The client would make a request which would then be picked up
by the client interceptor, which could potentially add some metadata
or modify the request in some way, which then gets sent
over the wire to a server interceptor,
which again can check and validate certain concepts of the
message before passing it to the server interceptor.
So now let's take a look at some kinds of interceptors
that GrPC offers. And GrPC
offers four basic types of interceptor.
You first have the client unary interceptor,
which is an interceptor that lives on the client,
that is used when you're making unary calls to the
server. So this is where you could
add some client side metadata onto the message. For example,
let's say you're making a call from a
device, a GRPC call from a device to a server.
You could add some metadata, such as the device type,
the os installed on the device, et cetera,
along with the contents of the message and then send it over the wire.
You then have a server unary interceptor,
which is an interceptor that lives on the server, and again
that is used for unary messages.
An example of this is this could check whether the message
has authenticated metadata. So whether the message has
some sort of username or password or some sort of token that is valid,
the server interceptor can check for the validity of that authentication
data that you've provided and decide whether to allow the
message to continue or terminate the cycle.
Then we have the client stream interceptor,
which is the version of the client unary interceptor,
but that's used when you have streaming messages between the client
and server.
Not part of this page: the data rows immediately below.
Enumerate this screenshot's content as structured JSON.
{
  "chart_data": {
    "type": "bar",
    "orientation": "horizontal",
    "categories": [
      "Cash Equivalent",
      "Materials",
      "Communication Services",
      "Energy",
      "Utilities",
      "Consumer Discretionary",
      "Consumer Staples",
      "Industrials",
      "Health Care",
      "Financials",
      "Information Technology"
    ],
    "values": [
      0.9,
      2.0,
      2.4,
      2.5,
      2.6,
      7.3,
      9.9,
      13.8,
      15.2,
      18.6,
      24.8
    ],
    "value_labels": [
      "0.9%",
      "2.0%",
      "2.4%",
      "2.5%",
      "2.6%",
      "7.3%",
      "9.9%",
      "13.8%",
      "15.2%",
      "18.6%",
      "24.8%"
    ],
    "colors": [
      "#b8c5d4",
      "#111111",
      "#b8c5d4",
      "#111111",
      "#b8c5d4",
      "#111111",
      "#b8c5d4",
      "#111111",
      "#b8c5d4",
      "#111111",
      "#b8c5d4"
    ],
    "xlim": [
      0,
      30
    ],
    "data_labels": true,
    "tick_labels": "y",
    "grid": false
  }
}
So an example of this would be if, for example,
your client is sending packets of video over
a client stream, the client interceptor
could add the checksum for each packet that's
sent over that stream. And then finally we have this server
stream interceptor, sorry, which is
the version of the server unary interceptor that's used for streaming messages.
Again, this lives on the server. And an
example of this is this could check the value of the checksum
that has been sent by the client and
check that against the actual message and see whether it's valid.
Or if not, it could decide to ask the client to resend
that packet of data. All right,
that's it for interceptors. Now let's take a look about how
we could services front ends using GrPC.
So GrPC was designed to be a machine
to machine protocol, which means browsers
natively do not support GrPC.
In order to get over this limitation, something called GrPC
Web was developed. Now, GrPC web allows
browser apps to call GrPC services using the
GrPC web client and protobuff.
So GrPC web is similar to normal
GrPC. However, it is a slightly different protocol.
It supports HTTP 1.1 as well, making it
compatible with most modern browsers.
Now the way this works is it requires the browser to generate
a GrPC client from a proto file,
similar to what you would do with a regular GrPC client.
That client now lives on the web app,
and the browser based web app will make GRPC calls
through that client. Once this is done,
you need some sort of translation layer that's
present at the server, and this is usually provided
by some sort of proxy such as NY or there are
other things that you could use as well.
The advantage of this is it allows browser APIs to
benefit from the high performance and low network usage of
binary messages that GrPC uses.
All right, I hope you enjoyed this talk. Thank you.